The present invention relates to an interconnection structure of electric conductive wiring.
The present application claims priority from Japanese Patent Application Laid-Open No. 2002-353496, the disclosure of which is incorporated herein by reference.
As means for interconnecting respective conductive wiring of a pair of objects to be interconnected (hereinafter referred to as interconnection objects) physically and electrically, there is known an interconnection technology using a thermocompression bonding of interconnection portions of the conductive wiring sandwiching an anisotropic conductive film (ACF) between the respective interconnection portions. The anisotropic conductive film is an adhesive film made of adhesive such as thermoplastic resin or theromosetting resin containing conductive particles such as metallic particles or metallic coating plastic particles, anisotropic conductivity of which is assigned by scattering the conductive particles into the adhesive. The film enables an electric interconnection of a fine wiring pattern only through a thermocompression bonding process. Consequently, the film has been widely available in an interconnection of panel electrodes of a flat-panel such as LCD or organic EL and a Flexible Printed Circuit (FPC), or a Tape Automated Bonding (TAB) tape or the like (see, for example, Japanese Patent Application Laid-Open No. 2002-258767, or Japanese Patent Application Laid-Open No. Japanese Patent Application Laid-Open No. Hei.11-212496).

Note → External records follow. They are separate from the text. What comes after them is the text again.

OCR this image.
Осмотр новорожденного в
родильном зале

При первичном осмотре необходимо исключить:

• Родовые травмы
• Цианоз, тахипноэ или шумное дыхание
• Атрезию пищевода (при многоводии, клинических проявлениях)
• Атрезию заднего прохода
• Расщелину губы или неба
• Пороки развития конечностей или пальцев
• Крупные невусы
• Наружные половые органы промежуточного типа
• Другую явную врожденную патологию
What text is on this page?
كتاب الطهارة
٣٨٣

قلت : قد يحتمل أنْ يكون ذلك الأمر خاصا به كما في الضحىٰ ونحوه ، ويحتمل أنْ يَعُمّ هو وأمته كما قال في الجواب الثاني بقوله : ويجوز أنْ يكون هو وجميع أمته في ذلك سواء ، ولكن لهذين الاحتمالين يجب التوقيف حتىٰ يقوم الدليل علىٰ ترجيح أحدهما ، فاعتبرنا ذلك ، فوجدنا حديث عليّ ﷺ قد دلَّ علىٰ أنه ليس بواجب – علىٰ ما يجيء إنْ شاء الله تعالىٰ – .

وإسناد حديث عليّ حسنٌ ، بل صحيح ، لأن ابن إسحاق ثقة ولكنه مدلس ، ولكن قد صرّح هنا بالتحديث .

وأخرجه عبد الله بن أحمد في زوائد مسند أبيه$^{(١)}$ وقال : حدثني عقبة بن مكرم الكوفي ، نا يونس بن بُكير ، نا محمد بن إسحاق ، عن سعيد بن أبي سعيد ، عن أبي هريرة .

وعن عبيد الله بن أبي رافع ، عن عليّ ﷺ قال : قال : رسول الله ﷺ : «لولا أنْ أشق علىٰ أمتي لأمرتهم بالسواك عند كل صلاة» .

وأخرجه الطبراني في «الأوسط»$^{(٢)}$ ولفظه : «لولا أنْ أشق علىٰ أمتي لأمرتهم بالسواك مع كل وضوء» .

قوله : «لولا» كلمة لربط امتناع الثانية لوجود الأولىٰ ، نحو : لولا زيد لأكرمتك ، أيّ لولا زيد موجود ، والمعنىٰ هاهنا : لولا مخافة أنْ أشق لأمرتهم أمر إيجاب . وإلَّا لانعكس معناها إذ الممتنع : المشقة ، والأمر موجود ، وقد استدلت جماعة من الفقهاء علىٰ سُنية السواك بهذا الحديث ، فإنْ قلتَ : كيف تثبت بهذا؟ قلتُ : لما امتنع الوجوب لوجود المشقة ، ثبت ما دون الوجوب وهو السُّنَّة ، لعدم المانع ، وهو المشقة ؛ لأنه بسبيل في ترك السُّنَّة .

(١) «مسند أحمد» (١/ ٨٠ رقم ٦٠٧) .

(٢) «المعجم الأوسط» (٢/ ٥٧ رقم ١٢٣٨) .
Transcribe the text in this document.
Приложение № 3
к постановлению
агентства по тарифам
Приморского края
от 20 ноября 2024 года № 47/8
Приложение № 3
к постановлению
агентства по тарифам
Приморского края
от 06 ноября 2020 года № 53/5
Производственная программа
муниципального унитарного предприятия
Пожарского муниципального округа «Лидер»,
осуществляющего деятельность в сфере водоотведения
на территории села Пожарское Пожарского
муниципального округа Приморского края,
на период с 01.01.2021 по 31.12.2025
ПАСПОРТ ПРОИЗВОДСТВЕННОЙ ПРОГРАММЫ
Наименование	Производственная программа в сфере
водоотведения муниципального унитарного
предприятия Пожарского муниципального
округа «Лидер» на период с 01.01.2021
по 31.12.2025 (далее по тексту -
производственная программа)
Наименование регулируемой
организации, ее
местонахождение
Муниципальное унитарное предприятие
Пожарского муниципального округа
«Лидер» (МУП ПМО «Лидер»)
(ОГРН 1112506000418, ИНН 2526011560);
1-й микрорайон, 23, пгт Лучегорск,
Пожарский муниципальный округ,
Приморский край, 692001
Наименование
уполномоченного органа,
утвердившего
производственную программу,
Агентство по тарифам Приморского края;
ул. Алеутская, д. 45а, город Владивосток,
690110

FIGS. 1A and 1B are explanatory views illustrating a conventional interconnection structure of the conductive wiring using such an anisotropic conductive film. In more detail, FIG. 1A is a cross-sectional view sectioned by a plane perpendicular to the conductive wiring, and FIG. 1B is a cross-sectional view sectioned along an I-I line shown in the FIG. 1A. The interconnection structure is formed through a thermocompression bonding between a conductive wiring 122 formed on a surface of a supporting body 121 as one interconnection object and a conductive wiring 132 formed on a surface of a supporting body 131 as the other interconnection object, sandwiching an anisotropic conductive film 140, which contains conductive particles 142, between these two conductive wirings. The conductive wirings 122 and 132 are electrically connected with each other through conductive particles 142 after the compression bonding is achieved. Because the conductive particles 142 are scattered in an insulating adhesive at the non-existing regions 146 of the conductive wirings (gaps between the conductive wiring patterns), an insulating state thereof is held between adjacent conductive wirings. Hence, through only the thermocompression bonding, it is possible for the conductive wirings 122 and 132 to be connected electrically with each other according to the respective wiring patterns as well as an adhesion of the interconnection objects.

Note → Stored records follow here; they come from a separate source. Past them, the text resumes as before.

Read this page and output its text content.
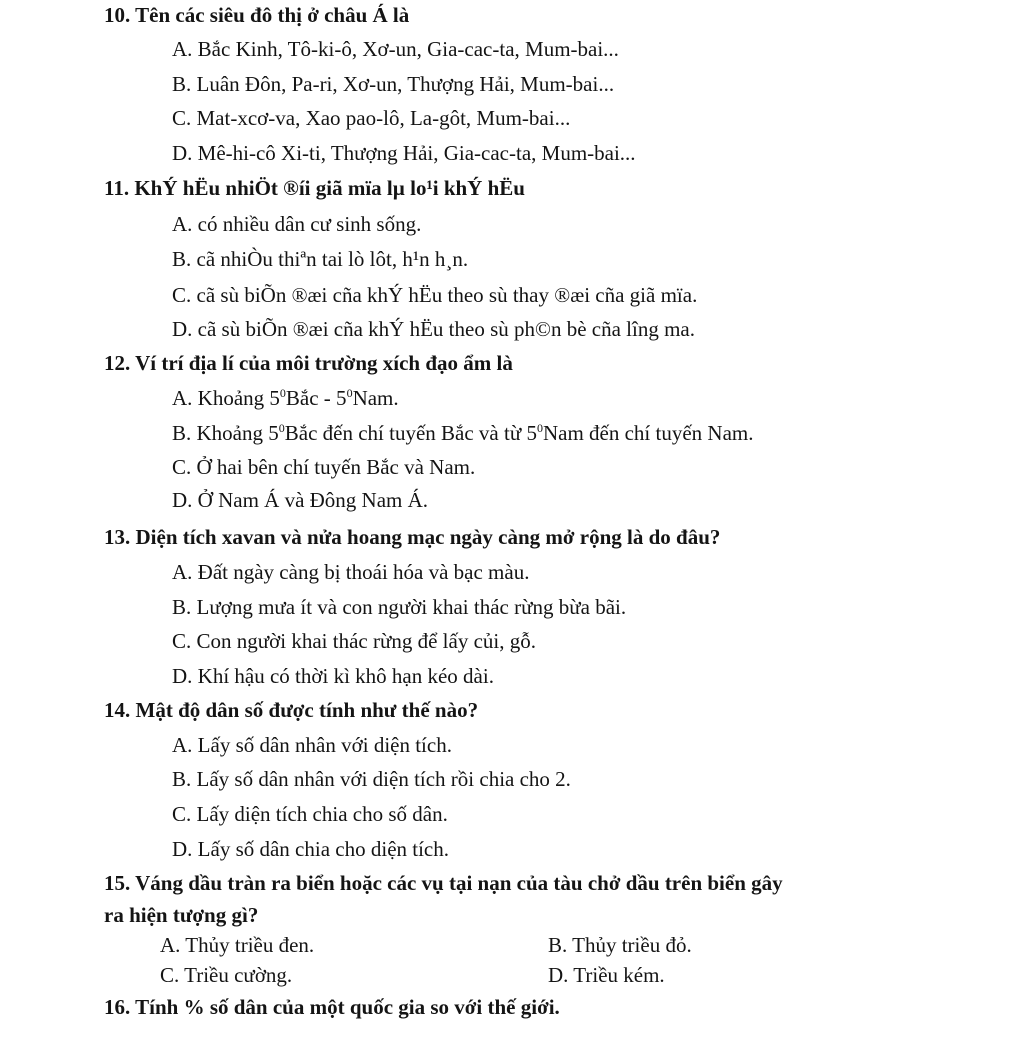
10. Tên các siêu đô thị ở châu Á là
A. Bắc Kinh, Tô-ki-ô, Xơ-un, Gia-cac-ta, Mum-bai...
B. Luân Đôn, Pa-ri, Xơ-un, Thượng Hải, Mum-bai...
C. Mat-xcơ-va, Xao pao-lô, La-gôt, Mum-bai...
D. Mê-hi-cô Xi-ti, Thượng Hải, Gia-cac-ta, Mum-bai...
11. KhÝ hËu nhiÖt ®íi giã mïa lµ lo¹i khÝ hËu
A. có nhiều dân cư sinh sống.
B. cã nhiÒu thiªn tai lò lôt, h¹n h¸n.
C. cã sù biÕn ®æi cña khÝ hËu theo sù thay ®æi cña giã mïa.
D. cã sù biÕn ®æi cña khÝ hËu theo sù ph©n bè cña lîng ma.
12. Ví trí địa lí của môi trường xích đạo ẩm là
A. Khoảng $5^0Bắc - 5^0Nam$.
B. Khoảng $5^0Bắc$ đến chí tuyến Bắc và từ $5^0Nam$ đến chí tuyến Nam.
C. Ở hai bên chí tuyến Bắc và Nam.
D. Ở Nam Á và Đông Nam Á.
13. Diện tích xavan và nửa hoang mạc ngày càng mở rộng là do đâu?
A. Đất ngày càng bị thoái hóa và bạc màu.
B. Lượng mưa ít và con người khai thác rừng bừa bãi.
C. Con người khai thác rừng để lấy củi, gỗ.
D. Khí hậu có thời kì khô hạn kéo dài.
14. Mật độ dân số được tính như thế nào?
A. Lấy số dân nhân với diện tích.
B. Lấy số dân nhân với diện tích rồi chia cho 2.
C. Lấy diện tích chia cho số dân.
D. Lấy số dân chia cho diện tích.
15. Váng dầu tràn ra biển hoặc các vụ tại nạn của tàu chở dầu trên biển gây
ra hiện tượng gì?
A. Thủy triều đen.	B. Thủy triều đỏ.
C. Triều cường.	D. Triều kém.
16. Tính % số dân của một quốc gia so với thế giới.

In the conventional interconnection structure of conductive wiring using the anisotropic conductive film as shown in FIG. 1B, the adhesive, which serves as a base material of the anisotropic conductive film 140, becomes fluid at the time of the thermocompression bonding. As a result, there occurs a phenomenon that a part of the conductive particles 142 maintained in the adhesive between conductive wirings 122 and 132 is pushed out into each gap 146 between adjacent conductive wirings.

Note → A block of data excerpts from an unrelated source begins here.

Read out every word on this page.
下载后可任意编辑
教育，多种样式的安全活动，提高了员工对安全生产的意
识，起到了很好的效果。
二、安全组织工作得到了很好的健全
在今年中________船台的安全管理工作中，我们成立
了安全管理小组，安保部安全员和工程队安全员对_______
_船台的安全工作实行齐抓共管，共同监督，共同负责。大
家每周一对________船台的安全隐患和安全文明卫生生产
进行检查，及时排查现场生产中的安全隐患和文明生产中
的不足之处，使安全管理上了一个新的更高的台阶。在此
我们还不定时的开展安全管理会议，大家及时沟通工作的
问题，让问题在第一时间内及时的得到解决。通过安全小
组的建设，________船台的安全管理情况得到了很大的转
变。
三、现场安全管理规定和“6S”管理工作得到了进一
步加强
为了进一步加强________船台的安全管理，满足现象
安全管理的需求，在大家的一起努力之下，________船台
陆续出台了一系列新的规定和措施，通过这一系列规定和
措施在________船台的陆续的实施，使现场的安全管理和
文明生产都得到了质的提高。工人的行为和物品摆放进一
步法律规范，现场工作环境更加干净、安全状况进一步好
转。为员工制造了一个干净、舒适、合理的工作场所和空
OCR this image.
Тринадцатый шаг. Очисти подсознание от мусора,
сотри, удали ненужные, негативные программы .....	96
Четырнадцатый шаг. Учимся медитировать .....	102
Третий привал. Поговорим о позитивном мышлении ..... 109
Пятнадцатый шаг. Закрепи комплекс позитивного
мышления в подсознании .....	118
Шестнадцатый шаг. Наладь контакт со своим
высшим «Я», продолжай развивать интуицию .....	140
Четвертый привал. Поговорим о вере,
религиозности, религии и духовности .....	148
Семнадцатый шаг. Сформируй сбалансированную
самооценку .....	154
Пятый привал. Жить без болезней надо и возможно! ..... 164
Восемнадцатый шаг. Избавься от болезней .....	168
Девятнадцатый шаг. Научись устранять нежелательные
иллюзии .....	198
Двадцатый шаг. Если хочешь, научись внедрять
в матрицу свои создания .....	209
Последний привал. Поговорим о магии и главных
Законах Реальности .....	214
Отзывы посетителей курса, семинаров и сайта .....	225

Because the conductive wirings of electronic apparatus have been recently desired to be more high-density, wiring patterns with narrow pitches are adopted in their interconnection structures of conductive wiring. Hence, the density of the conductive particles 142 becomes over-dense in the narrow gap 146, when the fluidization of the adhesive is blocked locally.
As shown in FIG. 1B, for instance, when an insulating layer 133 covers a surface on which the conductive wiring of an interconnection object is formed, there may occur a phenomenon that an edge of the insulating layer 133 facing on the interconnection portion blocks a flow of the adhesive in anisotropic conductive film 140. Thereby, the conductive particles 142 may stay over-densely in the gap 146 near the edge of the insulating layer 133. This may cause a shortage between adjacent conductive wirings, so called “shortage in wiring pattern”.
As further shown in FIG. 1B, suppose that an interconnection object having a supporting body 131 a surface of which is covered with the insulating layer 133 except for the surface of the interconnection portion, is interconnected with the other interconnection object at the end of the supporting body 121. When the supporting body 131 is bent, a maximum bending moment is applied on the supporting body 131 at a location of the end of the insulating layer 133, and causes a stress concentration at the end of the insulating layer 133. This causes the other problem that a destruction of the interconnection object may occur at the portion of the stress concentration, if an excess bending is applied thereon.
On the contrary, when the insulating layer 133 of the supporting body 131 is overlapped on the other supporting body 121 to be interconnected with each other, a flow of the adhesive in the anisotropic conductive film 140 is blocked completely at the end of the insulating layer 133. Thus, the problem of the shortage in the wiring patterns more often occurs than one as described previously.